The Secret Machines exist in a cloud of light and smoke, the same figment-like world which begot Pink Floyd and Radiohead before them. It’s a dark world, but a euphoric one — the type of place space age arena-rockers have continually dwelled since the mid-1970s. And, like the galaxies their forefathers first explored, the Secret Machines’ solar system is tied together by a series of planet-size songs, each number a world unto its own.

The sophomore release from the New York-based, Dallas-bred, Secret Machines, Ten Silver Drops navigates these constellations, or, more accurately, plays out like the soundtrack of an imaginary planetarium laser-light show. On Ten Silver Drops’ penultimate track, the romance epic “I Want to Know if it’s Still Possible,” the Secret Machines even reference the stars, if only through metaphor, as Brandon Curtis sings “to face the lights in your eyes/crushing stars we collide.” Throughout, Benjamin Curtis’s broad guitar strokes come off like rays of electric light, as if The Edge was backed by the precise beat of an indie-rock drummer.

While not an official concept album, Ten Silver Drops is still the type of album that digests best in a single sitting, when its lush, guitar-heavy soundscapes blend into a dark suite. A recent Rolling Stone review blindly describes Ten Silver Drops as “stoner-rock,” but, in actuality, it requires careful concentration to fully digest the album’s intricate loops and layers. At Ten Silver Drops’ psychedelic core is the haunting eight-minute “Daddy’s in the Doldrums,” which unfolds into a loose jam before slowly fading into perhaps the album’s best track, “I Hate Pretending.”

Without the smoke, lights and three-dimensional theatrics of its live show, the Secret Machines reveal themselves to be, simply put, great pop musicians.
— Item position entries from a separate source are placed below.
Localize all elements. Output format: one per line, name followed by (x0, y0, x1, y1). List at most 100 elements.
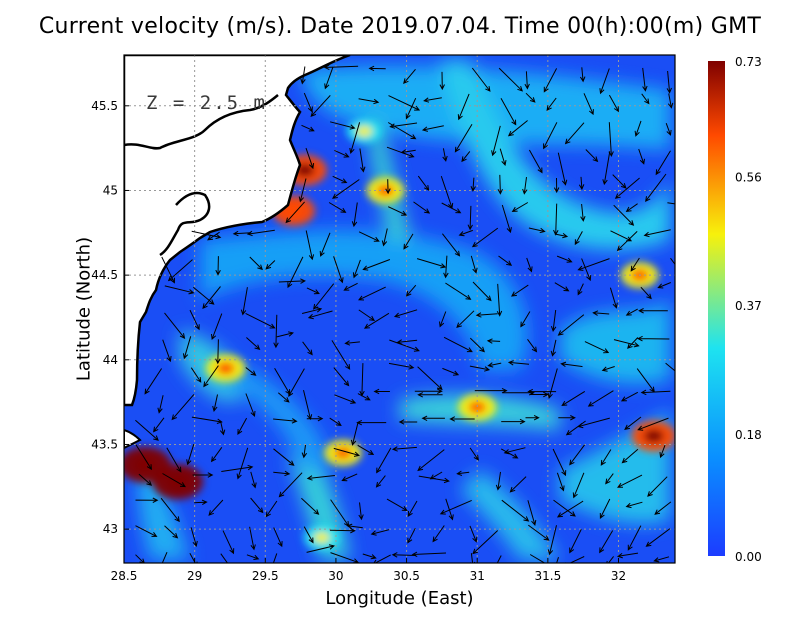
y-tick-label: 43 (103, 522, 118, 536)
current-arrow (472, 530, 499, 555)
current-arrow (443, 255, 449, 279)
current-arrow (557, 152, 568, 186)
current-arrow (577, 417, 610, 429)
current-arrow (192, 472, 214, 478)
current-arrow (496, 283, 503, 317)
current-arrow (525, 414, 540, 421)
current-arrow (616, 552, 639, 559)
current-arrow (250, 497, 264, 514)
colorbar-tick-label: 0.73 (735, 55, 762, 69)
current-arrow (574, 231, 583, 246)
current-arrow (572, 472, 585, 499)
current-arrow (491, 125, 501, 157)
current-arrow (429, 471, 443, 480)
current-arrow (373, 388, 390, 395)
current-arrow (191, 230, 222, 240)
current-arrow (310, 95, 331, 118)
current-arrow (657, 282, 671, 289)
current-arrow (469, 365, 491, 372)
current-arrow (605, 473, 614, 485)
current-arrow (298, 178, 307, 203)
current-arrow (470, 255, 478, 274)
current-arrow (351, 202, 358, 228)
current-arrow (602, 151, 611, 186)
current-arrow (621, 448, 639, 464)
current-arrow (454, 123, 473, 153)
current-arrow (273, 448, 295, 466)
current-arrow (527, 500, 537, 526)
current-arrow (385, 179, 391, 195)
current-arrow (219, 421, 226, 436)
current-arrow (167, 259, 193, 282)
current-arrow (358, 98, 380, 105)
current-arrow (301, 307, 323, 314)
current-arrow (471, 227, 499, 248)
current-arrow (600, 449, 612, 466)
current-arrow (164, 312, 186, 339)
current-arrow (403, 68, 416, 85)
current-arrow (215, 339, 221, 365)
current-arrow (526, 257, 533, 273)
current-arrow (653, 556, 670, 563)
current-arrow (144, 368, 163, 395)
current-arrow (552, 448, 567, 477)
current-arrow (507, 360, 530, 366)
current-arrow (507, 120, 528, 137)
current-arrow (276, 331, 294, 338)
current-arrow (439, 71, 445, 91)
current-arrow (210, 447, 223, 463)
current-arrow (558, 415, 576, 421)
current-arrow (569, 444, 586, 466)
current-arrow (405, 284, 417, 297)
current-arrow (189, 553, 198, 563)
current-arrow (627, 525, 642, 551)
current-arrow (273, 314, 279, 349)
current-arrow (432, 525, 445, 543)
current-arrow (192, 286, 215, 305)
current-arrow (207, 231, 220, 241)
current-arrow (614, 177, 640, 199)
current-arrow (135, 444, 152, 471)
current-arrow (456, 310, 475, 329)
current-arrow (414, 388, 443, 394)
current-arrow (246, 554, 260, 560)
current-arrow (386, 146, 415, 158)
current-arrow (277, 392, 290, 403)
current-arrow (579, 67, 586, 83)
current-arrow (250, 471, 257, 489)
y-tick-label: 44.5 (91, 268, 118, 282)
current-arrow (194, 499, 208, 506)
current-arrow (302, 341, 313, 356)
velocity-hotspot-core (356, 125, 373, 137)
velocity-hotspot-core (313, 532, 330, 543)
current-arrow (212, 394, 218, 412)
current-arrow (405, 97, 417, 120)
current-arrow (157, 395, 164, 414)
current-arrow (524, 71, 530, 90)
current-arrow (547, 525, 557, 556)
current-arrow (486, 338, 501, 344)
current-arrow (443, 336, 473, 353)
current-arrow (529, 554, 546, 563)
current-arrow (441, 202, 462, 214)
current-arrow (642, 67, 648, 92)
current-arrow (389, 122, 418, 129)
current-arrow (617, 474, 643, 488)
current-arrow (416, 258, 447, 269)
current-arrow (670, 257, 675, 266)
current-arrow (368, 65, 386, 72)
current-arrow (525, 92, 536, 103)
current-arrow (417, 175, 430, 191)
current-arrow (329, 417, 342, 426)
current-arrow (346, 523, 363, 530)
current-arrow (246, 337, 261, 351)
current-arrow (467, 205, 473, 231)
current-arrow (358, 286, 386, 301)
current-arrow (616, 231, 638, 252)
current-arrow (407, 500, 418, 517)
current-arrow (634, 120, 642, 137)
current-arrow (557, 314, 585, 336)
current-arrow (307, 310, 333, 320)
current-arrow (608, 94, 619, 113)
current-arrow (376, 447, 392, 474)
Like Pink Floyd and Radiohead before them, the Secret Machines are still a song-based outfit, despite their more cosmetic space-age layering. In fact, Ten Silver Drops is actually built around a series of well-crafted, impeccably produced, pop songs, led by the powerful pipes of Brandon Curtis. “Alone, Jealous and Stoned,” the disc’s opening number, is also Ten Silver Drops most anthemic selection and its best sing-along. Similarly “Lightening Blues Eyes” sounds like a forgotten number from the Joshua Tree-sessions, while “Faded Lines” comes closest to capturing the bright bounce of Wilco’s already seminal A Ghost is Born. Also of note, The Band’s Garth Hudson drops by, adding accordion to “I Want to Know if it’s Still Possible.”

The Secret Machines have a tendency to create emotional, at times, moody music, which many have labeled as melodramatic. In truth, a decade ago, this style of unabashed pop would come off as trite or, in some circles, ironic. But, in the modern indie/jam world, the Secret Machines’ variant of Division Bell space — pop sounds classic and refreshing. No doubt, the trio will float on for years to come.